風が教えてくれたこと

いつも、どんなときも、優しい風が、吹いていた。

生きていく上で、人は、様々な悩みを抱く。
私の場合は、いつもその悩みを、一人で抱え込むことが多かった。

家族に相談すれば、余計な心配をかけてしまう。
友人は話を聞いてくれるかもしれないけれど、「忙しいのに迷惑かもしれない」と思う程度には、疎遠になっていた。
離婚してからは、付き合っているパートナーもいなかったし、甘えられる場所もなかった。

そんな時は、いつも、心休まる場所探して、自然の中へ出かけた。
穏やかに流れる川の辺りや、木漏れ日のさす森の中、こんこんと湧水が湧き出る神社の境内、あたたかい太陽の日差しと、心地よい木陰のある公園のベンチ。

そこで静かに目を閉じて、周りの音に耳を澄ませる。
鳥のさえずり、道路を走る車の音、砂利道を歩く誰かの足音、枯葉が風に舞う音。
自分がどんどん透明になって、周りの音と一体になっていく感覚。
深く入り込む時は、眠っているのか起きているのか、よくわからない状態になることもあった。
家での瞑想とも違う、自然の中に溶け込んで、一体になる感覚。

その感覚を、体の細胞全てで感じ切ったあと、ゆっくりと目を開くと、ネガフィルムからポジフィルムに切り替わるように、目の前の色と、光が、鮮やかに、豊かになる。

そして、あの風が、吹くのだ。

風は、木々の葉や枝、ススキの穂を通して、私にこう話しかける。

大丈夫、心配いらないよ。
全ては順調だから。
何も心配しなくていいよ。
いつもすぐそばで、見守っているから。

私が一番欲しかった言葉。
私が誰かに言って欲しかったセリフ。
風は、ただ優しく私を抱きしめながら、いつもそう、伝え続けてくれてた。

その風が吹くたびに、私は涙がとまらなくなり、ただただ「ありがとう」という気持ちにでいっぱいになるのだ。

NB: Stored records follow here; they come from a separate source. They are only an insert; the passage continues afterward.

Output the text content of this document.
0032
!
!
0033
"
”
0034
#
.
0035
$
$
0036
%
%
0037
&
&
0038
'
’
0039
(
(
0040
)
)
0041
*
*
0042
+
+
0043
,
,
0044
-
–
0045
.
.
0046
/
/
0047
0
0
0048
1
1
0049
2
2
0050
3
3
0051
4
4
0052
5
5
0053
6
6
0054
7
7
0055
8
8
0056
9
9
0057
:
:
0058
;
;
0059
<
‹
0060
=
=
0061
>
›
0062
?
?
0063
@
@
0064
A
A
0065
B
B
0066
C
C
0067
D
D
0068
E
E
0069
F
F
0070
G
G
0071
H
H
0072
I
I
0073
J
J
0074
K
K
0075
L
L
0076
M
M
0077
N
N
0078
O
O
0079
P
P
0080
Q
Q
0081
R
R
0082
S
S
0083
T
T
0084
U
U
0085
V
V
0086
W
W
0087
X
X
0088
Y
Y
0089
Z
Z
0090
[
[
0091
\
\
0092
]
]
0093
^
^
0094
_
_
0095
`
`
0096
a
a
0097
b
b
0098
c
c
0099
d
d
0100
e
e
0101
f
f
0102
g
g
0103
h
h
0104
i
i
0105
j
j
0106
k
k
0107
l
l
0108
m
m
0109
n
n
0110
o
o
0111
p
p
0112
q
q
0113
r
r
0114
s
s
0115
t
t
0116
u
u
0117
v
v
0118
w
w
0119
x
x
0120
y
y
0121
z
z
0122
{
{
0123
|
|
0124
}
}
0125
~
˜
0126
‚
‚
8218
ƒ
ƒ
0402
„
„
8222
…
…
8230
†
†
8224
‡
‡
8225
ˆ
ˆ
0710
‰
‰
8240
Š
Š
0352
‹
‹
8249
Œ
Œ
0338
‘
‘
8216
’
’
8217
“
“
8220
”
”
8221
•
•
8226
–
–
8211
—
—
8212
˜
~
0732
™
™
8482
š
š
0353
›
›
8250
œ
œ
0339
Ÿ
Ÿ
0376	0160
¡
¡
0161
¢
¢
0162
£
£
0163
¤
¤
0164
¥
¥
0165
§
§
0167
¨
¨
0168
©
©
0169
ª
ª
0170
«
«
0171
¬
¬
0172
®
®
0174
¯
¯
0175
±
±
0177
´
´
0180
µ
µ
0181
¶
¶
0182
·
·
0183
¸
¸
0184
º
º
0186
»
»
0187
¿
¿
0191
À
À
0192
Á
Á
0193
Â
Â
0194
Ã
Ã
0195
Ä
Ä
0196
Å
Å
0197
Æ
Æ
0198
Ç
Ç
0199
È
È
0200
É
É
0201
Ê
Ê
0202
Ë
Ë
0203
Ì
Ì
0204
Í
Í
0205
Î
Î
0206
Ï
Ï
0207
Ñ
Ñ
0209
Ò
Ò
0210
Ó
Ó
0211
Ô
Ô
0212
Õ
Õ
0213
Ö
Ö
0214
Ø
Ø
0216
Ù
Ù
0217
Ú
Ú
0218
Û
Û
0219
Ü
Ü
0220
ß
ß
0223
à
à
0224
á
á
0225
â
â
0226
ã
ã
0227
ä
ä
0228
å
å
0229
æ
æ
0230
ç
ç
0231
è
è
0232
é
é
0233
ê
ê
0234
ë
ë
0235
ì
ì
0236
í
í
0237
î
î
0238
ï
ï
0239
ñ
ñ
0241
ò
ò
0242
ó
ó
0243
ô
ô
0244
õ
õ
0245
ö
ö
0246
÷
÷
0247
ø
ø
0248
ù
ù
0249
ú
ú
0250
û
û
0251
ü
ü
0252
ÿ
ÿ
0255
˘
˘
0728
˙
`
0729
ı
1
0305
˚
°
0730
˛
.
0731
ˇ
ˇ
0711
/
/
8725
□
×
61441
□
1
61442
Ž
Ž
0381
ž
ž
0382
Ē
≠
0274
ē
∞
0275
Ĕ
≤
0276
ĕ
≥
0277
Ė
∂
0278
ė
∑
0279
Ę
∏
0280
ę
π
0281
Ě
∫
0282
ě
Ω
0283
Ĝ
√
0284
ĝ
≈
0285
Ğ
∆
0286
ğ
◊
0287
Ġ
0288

いつも、どんなときも、すぐそばで私を抱きしめてくれたあの風は、気のせいなんかではなかった、と、最近、気づく出来事があった。

そこに気づくと、見えてくる景色が変わった。

自分が傷つけられたと思っていた出来事も、
思い通りにいかなくて苦しんだ出来事も、
怒られたことも、
責められたことも、
うざったいと思ったことも、
心臓がえぐられるような思いを残したあの出来事も、
元をたどれば、全て「愛」が源だったのではないか。

そう、思えた。

もしそうだとすれば。
わたしは、どれだけ遠回りをしてきたのだろうか。
そして、どれだけ、自分と相手を責め続けてきたのだろうか。

もうそんな必要はないのだ。
敵なんて、最初からいなかったのだから。

今の私は、毎日、笑ったり、泣いたり忙しい。
その中から、一つずつ、私にとってかけがえのないことを確かめながら、あらためて私はどう生きたいのかを、問い続けている。